Diversification Opportunities for United Utilities and Baldwin Insurance
-0.49 | Correlation Coefficient |
Very good diversification
The 3 months correlation between United and Baldwin is -0.49. Overlapping area represents the amount of risk that can be diversified away by holding United Utilities Group and The Baldwin Insurance in the same portfolio, assuming nothing else is changed. The correlation between historical prices or returns on Baldwin Insurance and United Utilities is a relative statistical measure of the degree to which these equity instruments tend to move together. The correlation coefficient measures the extent to which returns on United Utilities Group are associated (or correlated) with Baldwin Insurance. Values of the correlation coefficient range from -1 to +1, where. The correlation of zero (0) is possible when the price movement of Baldwin Insurance has no effect on the direction of United Utilities i.e., United Utilities and Baldwin Insurance go up and down completely randomly.
Pair Corralation between United Utilities and Baldwin Insurance
Assuming the 90 days horizon United Utilities Group is expected to generate 0.31 times more return on investment than Baldwin Insurance. However, United Utilities Group is 3.24 times less risky than Baldwin Insurance. It trades about 0.07 of its potential returns per unit of risk. The Baldwin Insurance is currently generating about -0.16 per unit of risk. If you would invest 1,341 in United Utilities Group on October 10, 2024 and sell it today you would earn a total of 53.00 from holding United Utilities Group or generate 3.95% return on investment over 90 days.
Time Period | 3 Months [change] |
Direction | Moves Against |
Strength | Very Weak |
Accuracy | 100.0% |
Values | Daily Returns |
United Utilities Group vs. The Baldwin Insurance
Performance |
Timeline |
United Utilities |
Baldwin Insurance |
United Utilities and Baldwin Insurance Volatility Contrast
Predicted Return Density |
Returns |
Pair Trading with United Utilities and Baldwin Insurance
The main advantage of trading using opposite United Utilities and Baldwin Insurance positions is that it hedges away some unsystematic risk.
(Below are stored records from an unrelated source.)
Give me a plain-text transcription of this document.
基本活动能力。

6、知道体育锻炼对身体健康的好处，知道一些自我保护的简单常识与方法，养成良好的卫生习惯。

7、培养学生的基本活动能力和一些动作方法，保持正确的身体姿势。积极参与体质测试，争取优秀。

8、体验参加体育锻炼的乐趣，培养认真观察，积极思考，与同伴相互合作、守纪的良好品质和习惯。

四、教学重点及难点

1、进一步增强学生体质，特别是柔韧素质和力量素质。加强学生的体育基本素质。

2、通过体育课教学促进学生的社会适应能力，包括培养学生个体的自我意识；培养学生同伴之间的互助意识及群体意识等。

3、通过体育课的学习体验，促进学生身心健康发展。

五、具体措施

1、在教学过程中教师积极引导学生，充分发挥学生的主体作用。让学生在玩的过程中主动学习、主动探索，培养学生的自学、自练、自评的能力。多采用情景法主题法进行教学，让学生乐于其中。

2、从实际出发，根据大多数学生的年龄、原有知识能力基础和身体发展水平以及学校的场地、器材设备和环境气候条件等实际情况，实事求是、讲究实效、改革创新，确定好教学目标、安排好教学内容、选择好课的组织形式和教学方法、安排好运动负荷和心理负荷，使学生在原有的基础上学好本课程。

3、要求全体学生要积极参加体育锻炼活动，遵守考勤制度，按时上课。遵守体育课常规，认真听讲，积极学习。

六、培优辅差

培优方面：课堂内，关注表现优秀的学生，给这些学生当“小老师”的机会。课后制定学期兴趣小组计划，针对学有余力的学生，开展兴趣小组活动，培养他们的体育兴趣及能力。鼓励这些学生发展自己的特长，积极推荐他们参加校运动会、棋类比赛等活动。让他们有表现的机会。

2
Because of two separate transactions, even if United Utilities position performs unexpectedly, Baldwin Insurance can make up some of the losses. Pair trading also minimizes risk from directional movements in the market. For example, if an entire industry or sector drops because of unexpected headlines, the short position in Baldwin Insurance will offset losses from the drop in Baldwin Insurance's long position.United Utilities vs. Artesian Resources | United Utilities vs. Global Water Resources | United Utilities vs. Essential Utilities | United Utilities vs. American Water Works |
Baldwin Insurance vs. Entravision Communications | Baldwin Insurance vs. Titan Machinery | Baldwin Insurance vs. MYT Netherlands Parent | Baldwin Insurance vs. Asbury Automotive Group |
Check out your portfolio center.Note that this page's information should be used as a complementary analysis to find the right mix of equity instruments to add to your existing portfolios or create a brand new portfolio. You can also try the Equity Forecasting module to use basic forecasting models to generate price predictions and determine price momentum.